1     The moral depravity of the unregenerate is not a mixture of virtue and vice.  As long as they remain unregenerate, they never, in any instance, nor in any degree, exercise true love to God and to man.  I am not saying that they don’t do many deeds, and have many feelings, that are just like the deeds that are performed and experienced by those who have been born again; deeds that those who place virtue in one’s outward actions view as virtuous.  But, virtue does not consist either in our involuntary feelings or in our outward actions, but only in the entire consecra­tion of our heart and life to God and the good of others.  No unsaved sinner before regeneration is or can be, for one moment, in a virtuous state. 

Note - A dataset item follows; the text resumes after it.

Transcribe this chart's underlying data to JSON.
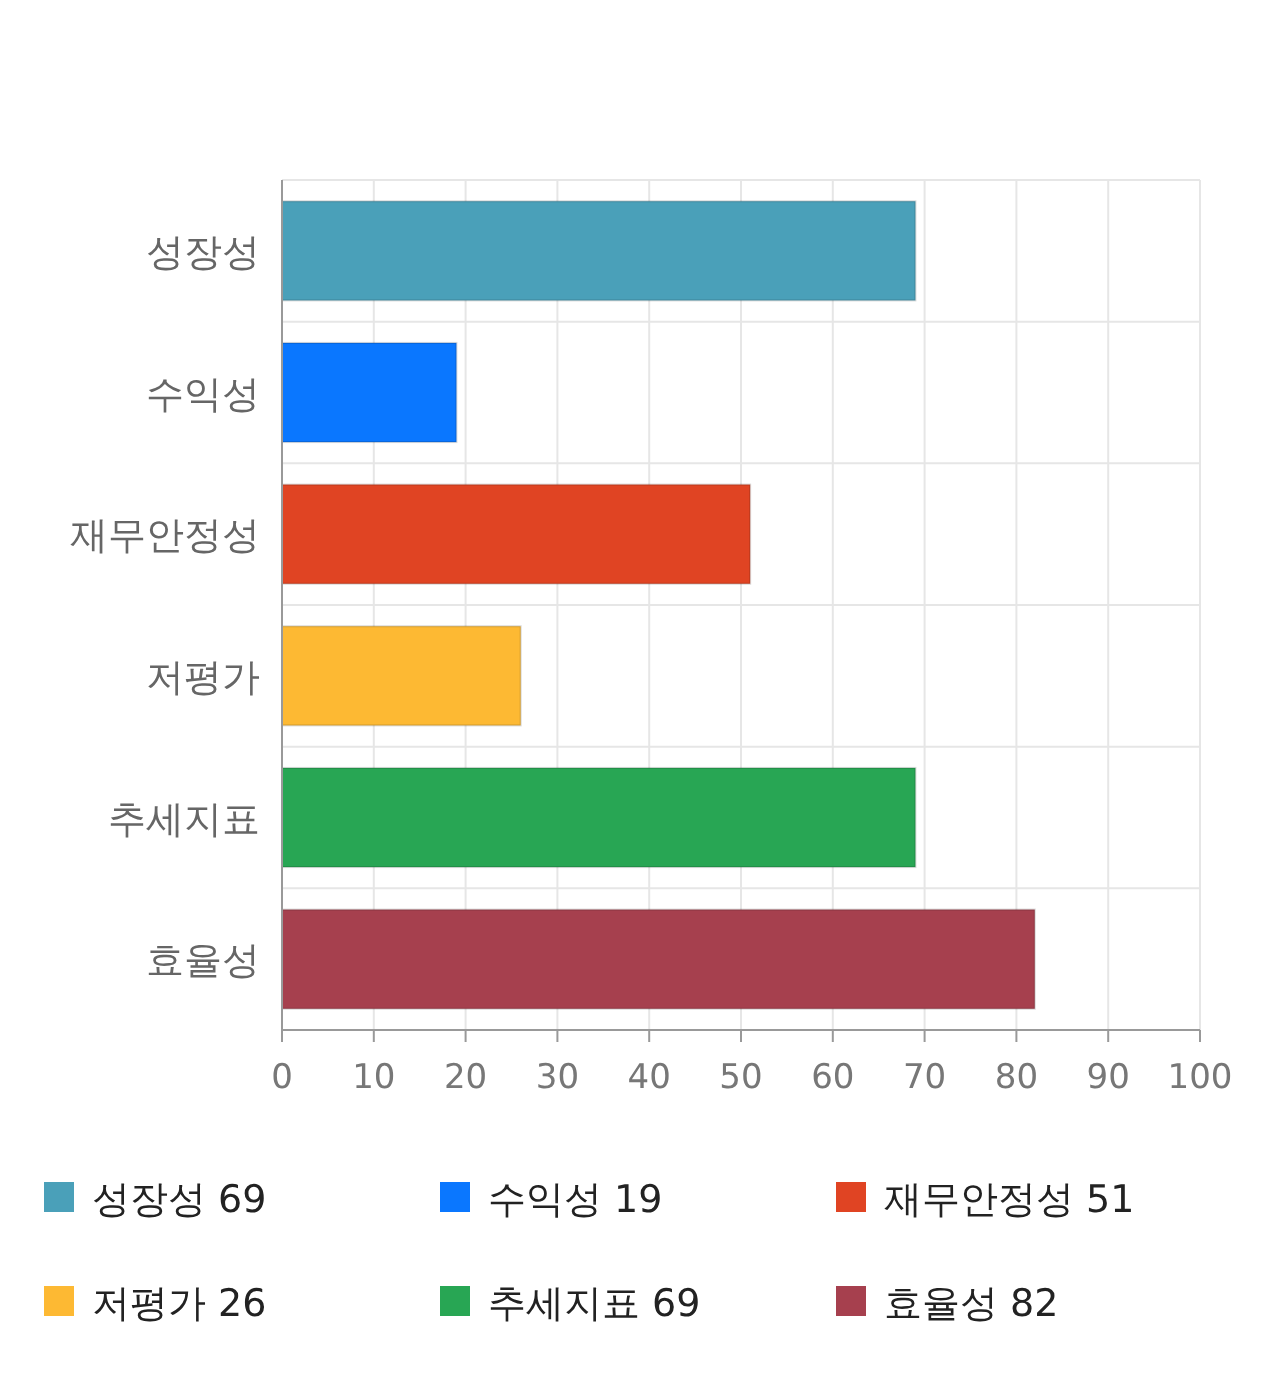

2     When we clearly see that virtue consists in our heart’s entire, which is our consecration to God and the good of others, we must see that the unregenerate are not for one moment in this state.  It is amazing, that some philosophers and theologians maintain that the unregenerate sometimes do virtuous things.  But in order to make this kind of statement, they assume a false philosophy, and overlook the fact that in which all virtue consists in our supreme ultimate intention.  They speak of virtuous actions and of virtuous feelings as if virtue consisted in outward actions only, and not in our intention.

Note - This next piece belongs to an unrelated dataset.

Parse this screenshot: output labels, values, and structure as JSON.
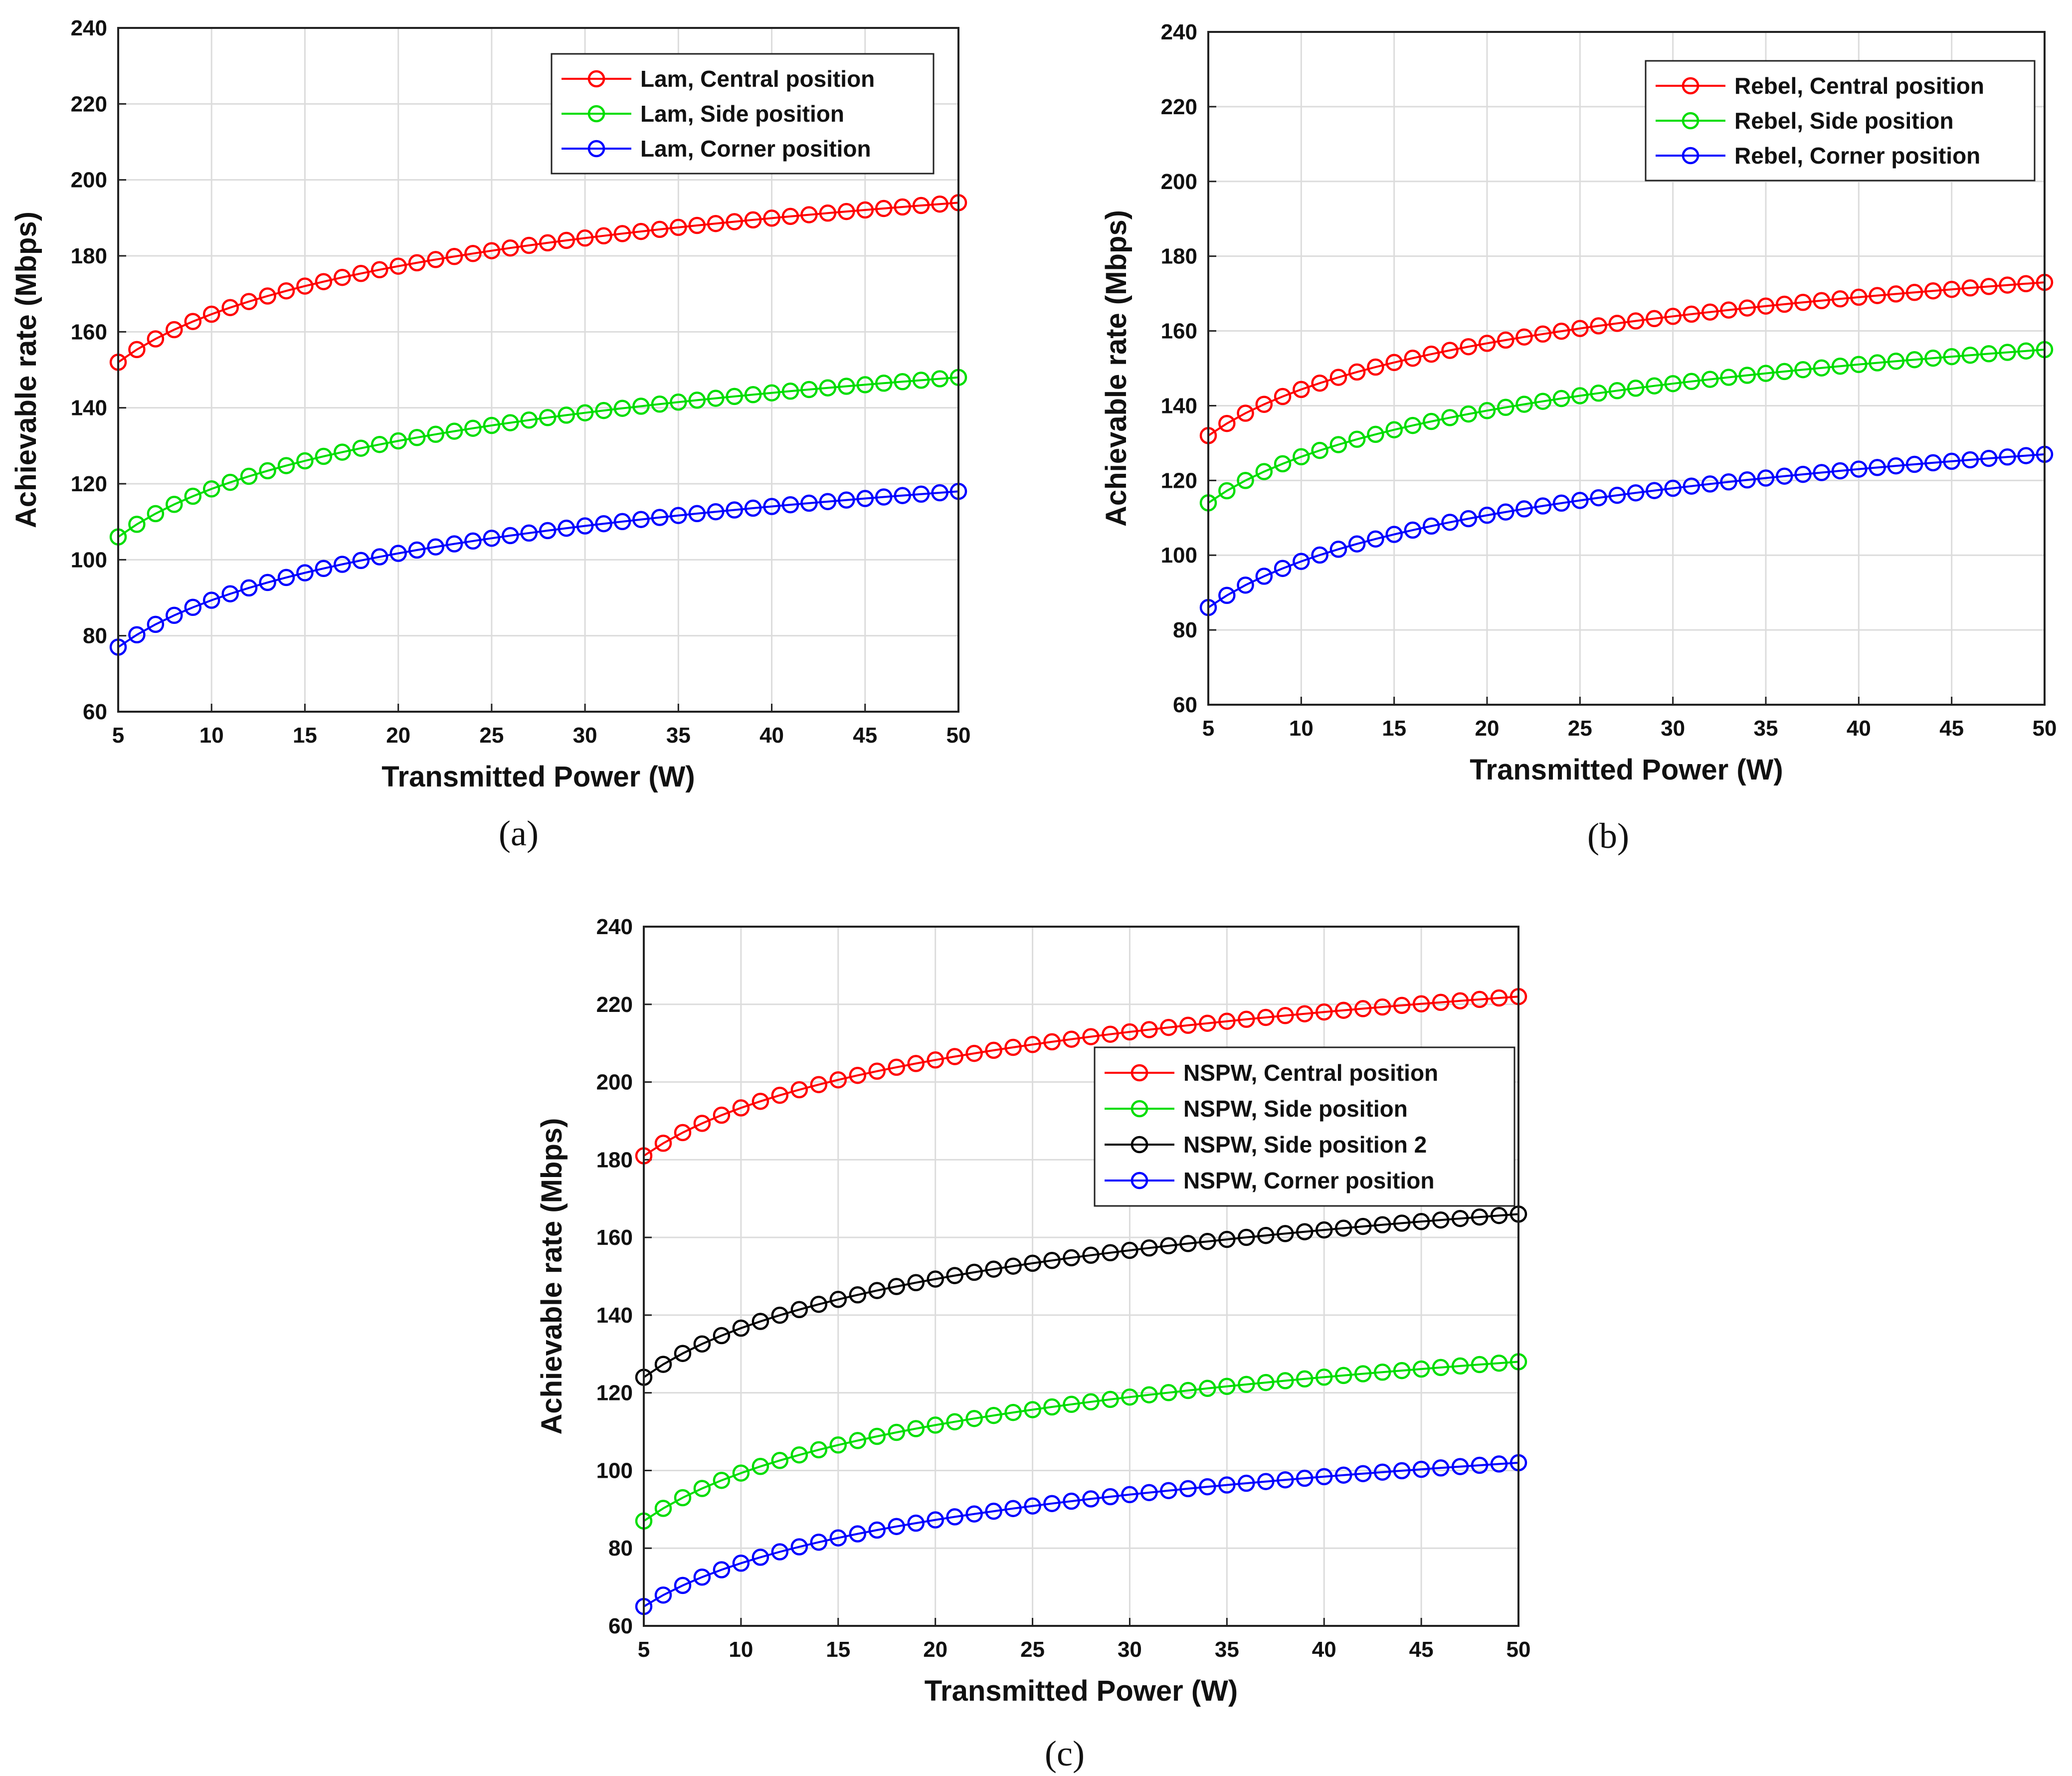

3     Henry P. Tappan, for example, for the most part an able, truthful, and beautiful writer affirms that one may willfully perform deeds that are inconsistent with, and contrary to his present choice of an end, and that as a result, unsaved sinners, whom he admits live to serve self, sometimes perform virtuous acts.  But, let us examine this subject.  We have seen that every choice and every willful act must be either an end or a means to that end, in other words, everything that we will or choose, we will or choose for some reason.  To deny this, is essentially saying that whatever we will or choose, we choose because our ultimate reason for that choice and what we choose are com­pletely different.  This makes no sense.  Our will cannot embrace at the same time, two opposite ends; and that while we choose one end, our will cannot decide to secure some other end which we have not chosen.  In other words, it is absurd to say that our will, while maintaining choosing one end, can use the means to accomplish another opposite end.      

     When we choose one goal, that choice confines all the acts of our will to acts that accomplish that goal, and for the time being, and until we choose another goal and relinquish the first one, our will cannot put forth any conscious decisions that are inconsistent with our present goal.  Therefore, it follows that as long as sinners are selfish, or unregenerate, it is impossible for them to put forth holy conscious decisions.  They must first change their hearts, or their choice of their goal in life, before they can engage their will to secure anything other than a selfish end.  And this is the philosophy of the Bible that uniformly represents the unregenerate as totally depraved, and calls on them to repent, to make themselves a new heart.  The Bible never admits that they can do anything good or acceptable to God while exercising a wicked or selfish heart.